Compression, Caching, for faster load times

Written by on December 4th, 2006 in Ajax News.

Jesse Kuhnert, Tapestry/Dojo team member, spent time on caching and compression mechanisms in the effort to give the best experience “for free” with Tapestry.

The result was:

  • Browser Caching: Previous versions of the framework weren’t aggressive enough in the way that all of the bundled assets (images/javascript/css/etc) were managed with http headers. Though the Expires and If-Modified-Since headers were being used it wasn’t really the complete solution. All of these resources now have realistic / appropriate headers set depending on the type of content and browser being delivered to. (Etag / Cache-Control / Expires / etc) Things will probably still be undergoing more and more change as this section is refined but anyone currently serving this content from the core Tapestry jars (or their own) - with no other configuration - should see a significant performance boost with the added caching support.
  • Gzip Compression: The biggest (and scariest) change has been the addition of intelligently gzip’ing content where appropriate.

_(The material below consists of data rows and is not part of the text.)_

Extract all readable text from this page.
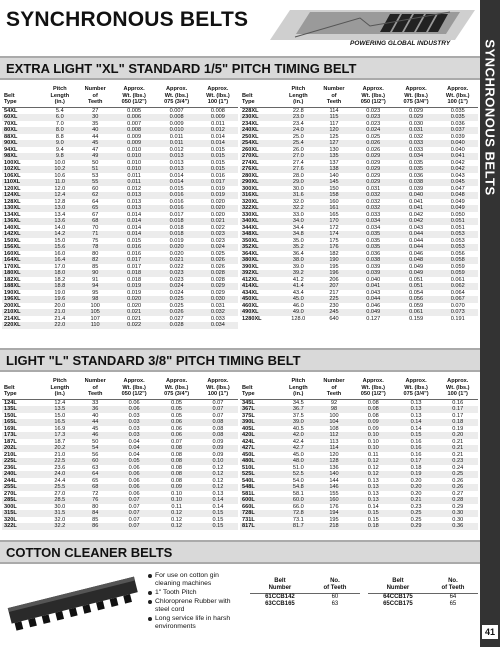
SYNCHRONOUS BELTS
POWERING GLOBAL INDUSTRY SYNCHRONOUS BELTS
41
EXTRA LIGHT "XL" STANDARD 1/5" PITCH TIMING BELT
Belt
Type	Pitch
Length
(in.)	Number
of
Teeth	Approx.
Wt. (lbs.)
050 (1/2")	Approx.
Wt. (lbs.)
075 (3/4")	Approx.
Wt. (lbs.)
100 (1")
54XL	5.4	27	0.005	0.007	0.008
60XL	6.0	30	0.006	0.008	0.009
70XL	7.0	35	0.007	0.009	0.011
80XL	8.0	40	0.008	0.010	0.012
88XL	8.8	44	0.009	0.011	0.014
90XL	9.0	45	0.009	0.011	0.014
94XL	9.4	47	0.010	0.012	0.015
98XL	9.8	49	0.010	0.013	0.015
100XL	10.0	50	0.010	0.013	0.015
102XL	10.2	51	0.010	0.013	0.015
106XL	10.6	53	0.011	0.014	0.016
110XL	11.0	55	0.011	0.014	0.017
120XL	12.0	60	0.012	0.015	0.019
124XL	12.4	62	0.013	0.016	0.019
128XL	12.8	64	0.013	0.016	0.020
130XL	13.0	65	0.013	0.016	0.020
134XL	13.4	67	0.014	0.017	0.020
136XL	13.6	68	0.014	0.018	0.021
140XL	14.0	70	0.014	0.018	0.022
142XL	14.2	71	0.014	0.018	0.023
150XL	15.0	75	0.015	0.019	0.023
156XL	15.6	78	0.016	0.020	0.024
160XL	16.0	80	0.016	0.020	0.025
164XL	16.4	82	0.017	0.021	0.026
170XL	17.0	85	0.017	0.022	0.026
180XL	18.0	90	0.018	0.023	0.028
182XL	18.2	91	0.018	0.023	0.028
188XL	18.8	94	0.019	0.024	0.029
190XL	19.0	95	0.019	0.024	0.029
196XL	19.6	98	0.020	0.025	0.030
200XL	20.0	100	0.020	0.025	0.031
210XL	21.0	105	0.021	0.026	0.032
214XL	21.4	107	0.021	0.027	0.033
220XL	22.0	110	0.022	0.028	0.034
Belt
Type	Pitch
Length
(in.)	Number
of
Teeth	Approx.
Wt. (lbs.)
050 (1/2")	Approx.
Wt. (lbs.)
075 (3/4")	Approx.
Wt. (lbs.)
100 (1")
228XL	22.8	114	0.023	0.029	0.035
230XL	23.0	115	0.023	0.029	0.035
234XL	23.4	117	0.023	0.030	0.036
240XL	24.0	120	0.024	0.031	0.037
250XL	25.0	125	0.025	0.032	0.039
254XL	25.4	127	0.026	0.033	0.040
260XL	26.0	130	0.026	0.033	0.040
270XL	27.0	135	0.029	0.034	0.041
274XL	27.4	137	0.029	0.035	0.042
276XL	27.6	138	0.029	0.035	0.042
280XL	28.0	140	0.029	0.036	0.043
290XL	29.0	145	0.029	0.038	0.045
300XL	30.0	150	0.031	0.039	0.047
316XL	31.6	158	0.032	0.040	0.048
320XL	32.0	160	0.032	0.041	0.049
322XL	32.2	161	0.032	0.041	0.049
330XL	33.0	165	0.033	0.042	0.050
340XL	34.0	170	0.034	0.042	0.051
344XL	34.4	172	0.034	0.043	0.051
348XL	34.8	174	0.035	0.044	0.053
350XL	35.0	175	0.035	0.044	0.053
352XL	35.2	176	0.035	0.044	0.053
364XL	36.4	182	0.036	0.046	0.056
380XL	38.0	190	0.038	0.048	0.058
390XL	39.0	195	0.039	0.049	0.059
392XL	39.2	196	0.039	0.049	0.059
412XL	41.2	206	0.040	0.051	0.061
414XL	41.4	207	0.041	0.051	0.062
434XL	43.4	217	0.043	0.054	0.064
450XL	45.0	225	0.044	0.056	0.067
460XL	46.0	230	0.046	0.059	0.070
490XL	49.0	245	0.049	0.061	0.073
1280XL	128.0	640	0.127	0.159	0.191
LIGHT "L" STANDARD 3/8" PITCH TIMING BELT
Belt
Type	Pitch
Length
(in.)	Number
of
Teeth	Approx.
Wt. (lbs.)
050 (1/2")	Approx.
Wt. (lbs.)
075 (3/4")	Approx.
Wt. (lbs.)
100 (1")
124L	12.4	33	0.06	0.05	0.07
135L	13.5	36	0.06	0.05	0.07
150L	15.0	40	0.03	0.05	0.07
165L	16.5	44	0.03	0.06	0.08
169L	16.9	45	0.03	0.06	0.08
173L	17.3	46	0.03	0.06	0.08
187L	18.7	50	0.04	0.07	0.09
202L	20.2	54	0.04	0.08	0.09
210L	21.0	56	0.04	0.08	0.09
225L	22.5	60	0.05	0.08	0.10
236L	23.6	63	0.06	0.08	0.12
240L	24.0	64	0.06	0.08	0.12
244L	24.4	65	0.06	0.08	0.12
255L	25.5	68	0.06	0.09	0.12
270L	27.0	72	0.06	0.10	0.13
285L	28.5	76	0.07	0.10	0.14
300L	30.0	80	0.07	0.11	0.14
315L	31.5	84	0.07	0.12	0.15
320L	32.0	85	0.07	0.12	0.15
322L	32.2	86	0.07	0.12	0.15
Belt
Type	Pitch
Length
(in.)	Number
of
Teeth	Approx.
Wt. (lbs.)
050 (1/2")	Approx.
Wt. (lbs.)
075 (3/4")	Approx.
Wt. (lbs.)
100 (1")
345L	34.5	92	0.08	0.13	0.16
367L	36.7	98	0.08	0.13	0.17
375L	37.5	100	0.08	0.13	0.17
390L	39.0	104	0.09	0.14	0.18
405L	40.5	108	0.09	0.14	0.19
420L	42.0	112	0.10	0.15	0.20
424L	42.4	113	0.10	0.16	0.21
427L	42.7	114	0.10	0.16	0.21
450L	45.0	120	0.11	0.16	0.21
480L	48.0	128	0.12	0.17	0.23
510L	51.0	136	0.12	0.18	0.24
525L	52.5	140	0.12	0.19	0.25
540L	54.0	144	0.13	0.20	0.26
548L	54.8	146	0.13	0.20	0.26
581L	58.1	155	0.13	0.20	0.27
600L	60.0	160	0.13	0.21	0.28
660L	66.0	176	0.14	0.23	0.29
728L	72.8	194	0.15	0.25	0.30
731L	73.1	195	0.15	0.25	0.30
817L	81.7	218	0.18	0.29	0.36
COTTON CLEANER BELTS
For use on cotton gin cleaning machines
1" Tooth Pitch
Chloroprene Rubber with steel cord
Long service life in harsh environments
Belt
Number	No.
of Teeth
61CCB142	60
63CCB165	63
Belt
Number	No.
of Teeth
64CCB175	64
65CCB175	65
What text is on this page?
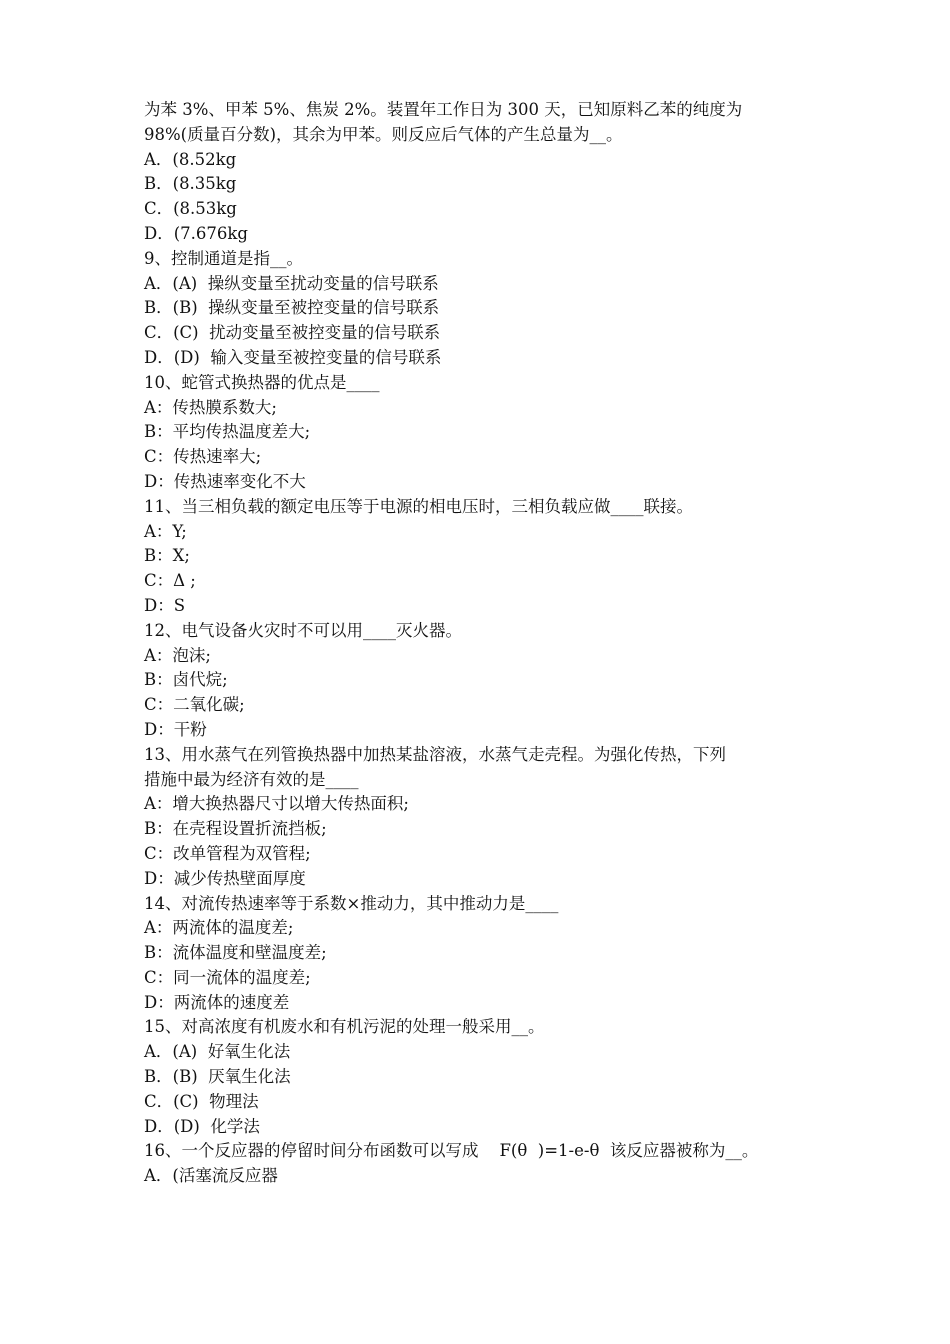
为苯 3%、甲苯 5%、焦炭 2%。装置年工作日为 300 天，已知原料乙苯的纯度为
98%(质量百分数)，其余为甲苯。则反应后气体的产生总量为__。
A．(8.52kg
B．(8.35kg
C．(8.53kg
D．(7.676kg
9、控制通道是指__。
A．(A)  操纵变量至扰动变量的信号联系
B．(B)  操纵变量至被控变量的信号联系
C．(C)  扰动变量至被控变量的信号联系
D．(D)  输入变量至被控变量的信号联系
10、蛇管式换热器的优点是____
A：传热膜系数大;
B：平均传热温度差大;
C：传热速率大;
D：传热速率变化不大
11、当三相负载的额定电压等于电源的相电压时，三相负载应做____联接。
A：Y;
B：X;
C：Δ ;
D：S
12、电气设备火灾时不可以用____灭火器。
A：泡沫;
B：卤代烷;
C：二氧化碳;
D：干粉
13、用水蒸气在列管换热器中加热某盐溶液，水蒸气走壳程。为强化传热，下列
措施中最为经济有效的是____
A：增大换热器尺寸以增大传热面积;
B：在壳程设置折流挡板;
C：改单管程为双管程;
D：减少传热壁面厚度
14、对流传热速率等于系数×推动力，其中推动力是____
A：两流体的温度差;
B：流体温度和壁温度差;
C：同一流体的温度差;
D：两流体的速度差
15、对高浓度有机废水和有机污泥的处理一般采用__。
A．(A)  好氧生化法
B．(B)  厌氧生化法
C．(C)  物理法
D．(D)  化学法
16、一个反应器的停留时间分布函数可以写成    F(θ  )=1-e-θ  该反应器被称为__。
A．(活塞流反应器
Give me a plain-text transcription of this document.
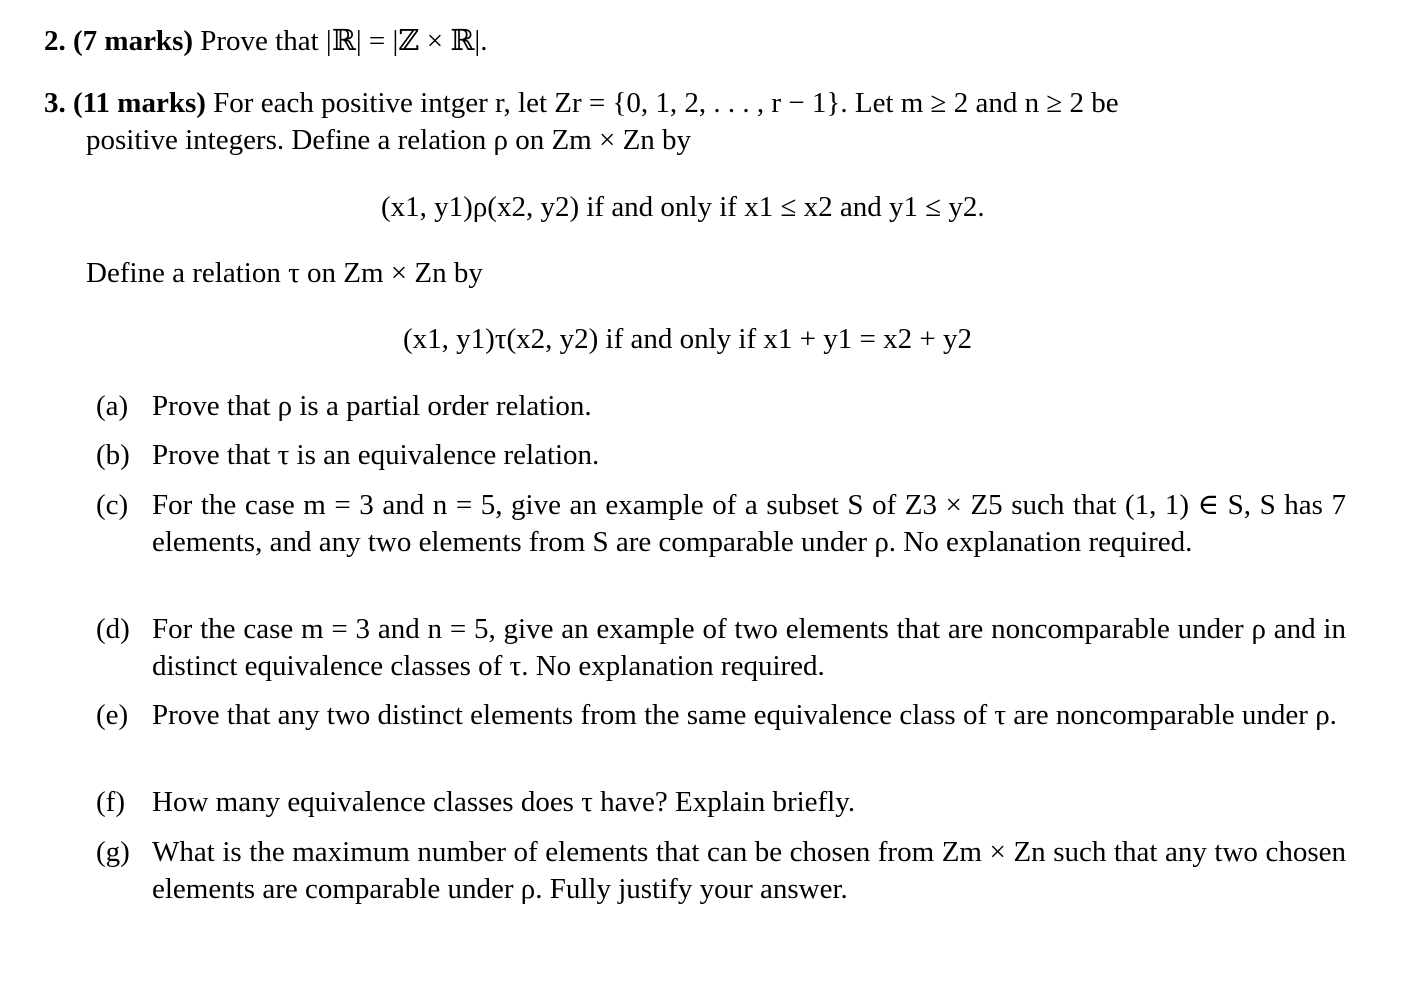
2. (7 marks) Prove that |ℝ| = |ℤ × ℝ|.
3. (11 marks) For each positive intger r, let Zr = {0, 1, 2, . . . , r − 1}. Let m ≥ 2 and n ≥ 2 be
positive integers. Define a relation ρ on Zm × Zn by
(x1, y1)ρ(x2, y2) if and only if x1 ≤ x2 and y1 ≤ y2.
Define a relation τ on Zm × Zn by
(x1, y1)τ(x2, y2) if and only if x1 + y1 = x2 + y2
(a) Prove that ρ is a partial order relation.
(b) Prove that τ is an equivalence relation.
(c) For the case m = 3 and n = 5, give an example of a subset S of Z3 × Z5 such that (1, 1) ∈ S, S has 7 elements, and any two elements from S are comparable under ρ. No explanation required.
(d) For the case m = 3 and n = 5, give an example of two elements that are noncomparable under ρ and in distinct equivalence classes of τ. No explanation required.
(e) Prove that any two distinct elements from the same equivalence class of τ are noncomparable under ρ.
(f) How many equivalence classes does τ have? Explain briefly.
(g) What is the maximum number of elements that can be chosen from Zm × Zn such that any two chosen elements are comparable under ρ. Fully justify your answer.
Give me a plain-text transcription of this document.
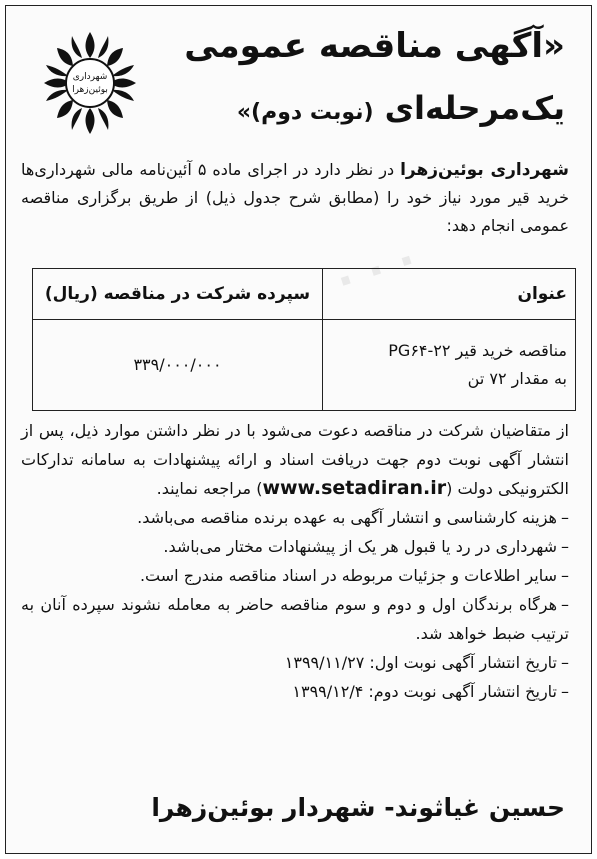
شهرداری
بوئین‌زهرا
· · ·
«آگهی مناقصه عمومی
یک‌مرحله‌ای (نوبت دوم)»
شهرداری بوئین‌زهرا در نظر دارد در اجرای ماده ۵ آئین‌نامه مالی شهرداری‌ها خرید قیر مورد نیاز خود را (مطابق شرح جدول ذیل) از طریق برگزاری مناقصه عمومی انجام دهد:
عنوان	سپرده شرکت در مناقصه (ریال)

مناقصه خرید قیر PG۶۴-۲۲
به مقدار ۷۲ تن	۳۳۹/۰۰۰/۰۰۰
از متقاضیان شرکت در مناقصه دعوت می‌شود با در نظر داشتن موارد ذیل، پس از انتشار آگهی نوبت دوم جهت دریافت اسناد و ارائه پیشنهادات به سامانه تدارکات الکترونیکی دولت (www.setadiran.ir) مراجعه نمایند.
–هزینه کارشناسی و انتشار آگهی به عهده برنده مناقصه می‌باشد.
–شهرداری در رد یا قبول هر یک از پیشنهادات مختار می‌باشد.
–سایر اطلاعات و جزئیات مربوطه در اسناد مناقصه مندرج است.
–هرگاه برندگان اول و دوم و سوم مناقصه حاضر به معامله نشوند سپرده آنان به ترتیب ضبط خواهد شد.
–تاریخ انتشار آگهی نوبت اول: ۱۳۹۹/۱۱/۲۷
–تاریخ انتشار آگهی نوبت دوم: ۱۳۹۹/۱۲/۴
حسین غیاثوند- شهردار بوئین‌زهرا
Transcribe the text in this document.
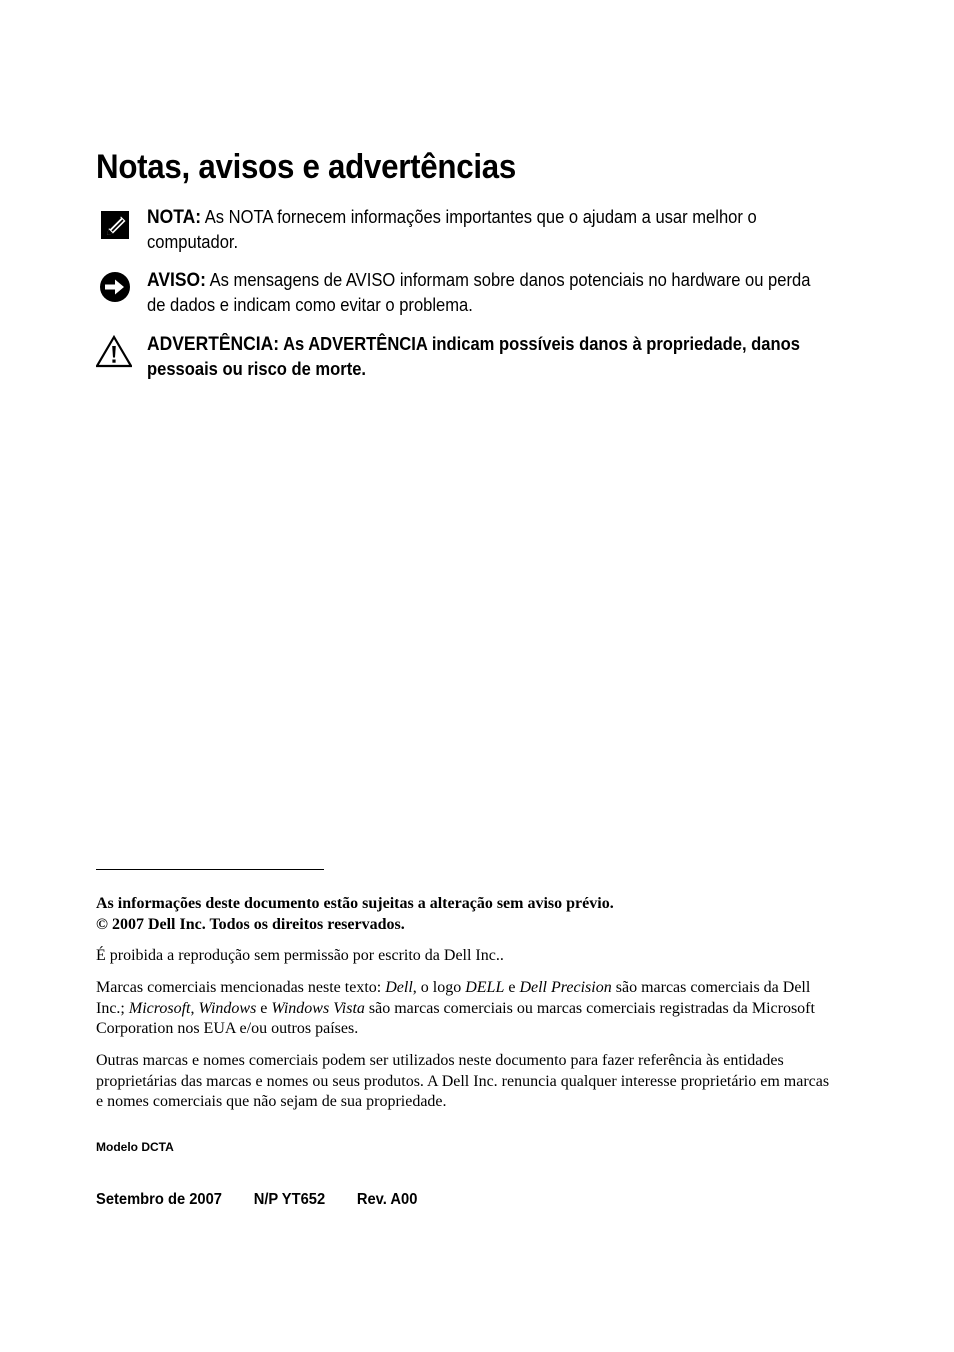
Notas, avisos e advertências
NOTA: As NOTA fornecem informações importantes que o ajudam a usar melhor o computador.
AVISO: As mensagens de AVISO informam sobre danos potenciais no hardware ou perda de dados e indicam como evitar o problema.
ADVERTÊNCIA: As ADVERTÊNCIA indicam possíveis danos à propriedade, danos pessoais ou risco de morte.

As informações deste documento estão sujeitas a alteração sem aviso prévio.

© 2007 Dell Inc. Todos os direitos reservados.

É proibida a reprodução sem permissão por escrito da Dell Inc..

Marcas comerciais mencionadas neste texto: Dell, o logo DELL e Dell Precision são marcas comerciais da Dell Inc.; Microsoft, Windows e Windows Vista são marcas comerciais ou marcas comerciais registradas da Microsoft Corporation nos EUA e/ou outros países.

Outras marcas e nomes comerciais podem ser utilizados neste documento para fazer referência às entidades proprietárias das marcas e nomes ou seus produtos. A Dell Inc. renuncia qualquer interesse proprietário em marcas e nomes comerciais que não sejam de sua propriedade.

Modelo DCTA
Setembro de 2007 N/P YT652 Rev. A00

Now all javascript/css/html content that is typically managed by Tapestry gets a good once over with some gzip compression to help make those responses as snappy as possible.
  • Much Faster load time: The overall load time for pages should be much better now. The bundled version of dojo with tapestry is now served at a size of roughly 50k - down from the default size of 200k.

I would love to see some benchmarks on the gzip compression side. I used to read that for smallish file sizes, and certain machines, and certain networks, the overhead wasn’t worth it.

Have anyone in the community done good work on when to gzip versus when not too?